What do I mean by a real business option? An option gives the holder the right but not the obligation to do something in the future. A real business option is some aspect of a business that gives the owner the ability to enter another business that might not be available—or might be much more expensive—without already being in the prior business. For example, if you build a business with a deep customer base of, say, plumbers, you now have the option of selling other products to that customer base, while it would cost a new business some amount of money to acquire that customer base. The more difficult it is to acquire that customer base, the more valuable the array of products that could be sold to them, and the simpler it is to plug in those additional products into the pipeline, the more valuable the real business option is. In extreme cases, the option could be worth so much that it makes sense to build the initial business as a loss-leader simply to acquire the customer base.
Noah then explains what options are built into the SpaceX package.
6) Of course, all this sound and fury is not just about the technology aspects of SpaceX or even just about Musk’s personality or politics. The sheer existence of a trillionaire -- and the expanding number of billionaires -- is itself enough to set off an explosion of anger, resentment, and discontent in left and right populist circles, as John Aziz explores. Here’s an angle that hadn’t occurred to me:
I don’t really take this political posturing so seriously.
Elon is the first trillionaire, but he’s extremely unlikely to be the last.
In fact, depending on how you define wealth, he may not even be the first person on Earth with access to trillion-dollar-scale resources.
Because if we are talking about private market wealth—equity stakes, liquid securities, company valuations—then yes, Musk crossing the trillion-dollar threshold is unprecedented. It is a new category of individual balance sheet power.But if we are talking about control over assets, then the world has already had near-trillionaire and trillionaire-adjacent figures for a long time. Two of the richest are from the Middle East.

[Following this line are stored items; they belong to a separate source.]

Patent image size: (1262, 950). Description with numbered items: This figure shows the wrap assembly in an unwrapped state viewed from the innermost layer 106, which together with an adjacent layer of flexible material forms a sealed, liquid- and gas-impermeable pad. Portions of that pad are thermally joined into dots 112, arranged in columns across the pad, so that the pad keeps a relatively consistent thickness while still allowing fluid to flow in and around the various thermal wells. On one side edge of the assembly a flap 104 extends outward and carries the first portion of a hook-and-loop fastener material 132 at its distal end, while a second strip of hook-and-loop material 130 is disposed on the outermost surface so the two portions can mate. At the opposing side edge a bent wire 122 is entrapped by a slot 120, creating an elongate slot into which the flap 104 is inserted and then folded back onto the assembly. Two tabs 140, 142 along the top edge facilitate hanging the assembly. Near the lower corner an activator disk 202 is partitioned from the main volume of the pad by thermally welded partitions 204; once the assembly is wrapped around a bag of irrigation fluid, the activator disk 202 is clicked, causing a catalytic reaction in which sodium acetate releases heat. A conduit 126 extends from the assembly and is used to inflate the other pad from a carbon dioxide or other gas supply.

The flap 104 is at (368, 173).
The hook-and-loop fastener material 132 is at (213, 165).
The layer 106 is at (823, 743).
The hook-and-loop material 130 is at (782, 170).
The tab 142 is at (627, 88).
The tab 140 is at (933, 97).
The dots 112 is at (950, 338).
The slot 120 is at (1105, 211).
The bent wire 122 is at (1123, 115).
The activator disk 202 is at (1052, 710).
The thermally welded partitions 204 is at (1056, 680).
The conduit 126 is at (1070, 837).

Mohammed bin Salman effectively sits atop a Saudi state-capitalist machine of almost absurd scale. The Saudi Public Investment Fund alone reports more than $900 billion in assets under management. Then layer on Aramco: a publicly traded oil giant with a market capitalisation of roughly $1.6–$1.8 trillion depending on the share price, and still overwhelmingly controlled by the Saudi state. Mohammed bin Zayed and the Abu Dhabi ruling structure operate in a similar universe. Abu Dhabi’s sovereign wealth ecosystem is estimated to manage more than $1.8 trillion collectively.
So, frankly, whether or not Elon Musk is the world’s first trillionaire is rather open to debate. There are also some other dark horse candidates from authoritarian states—think Vladimir Putin—who may have amassed tremendous wealth in the shadows.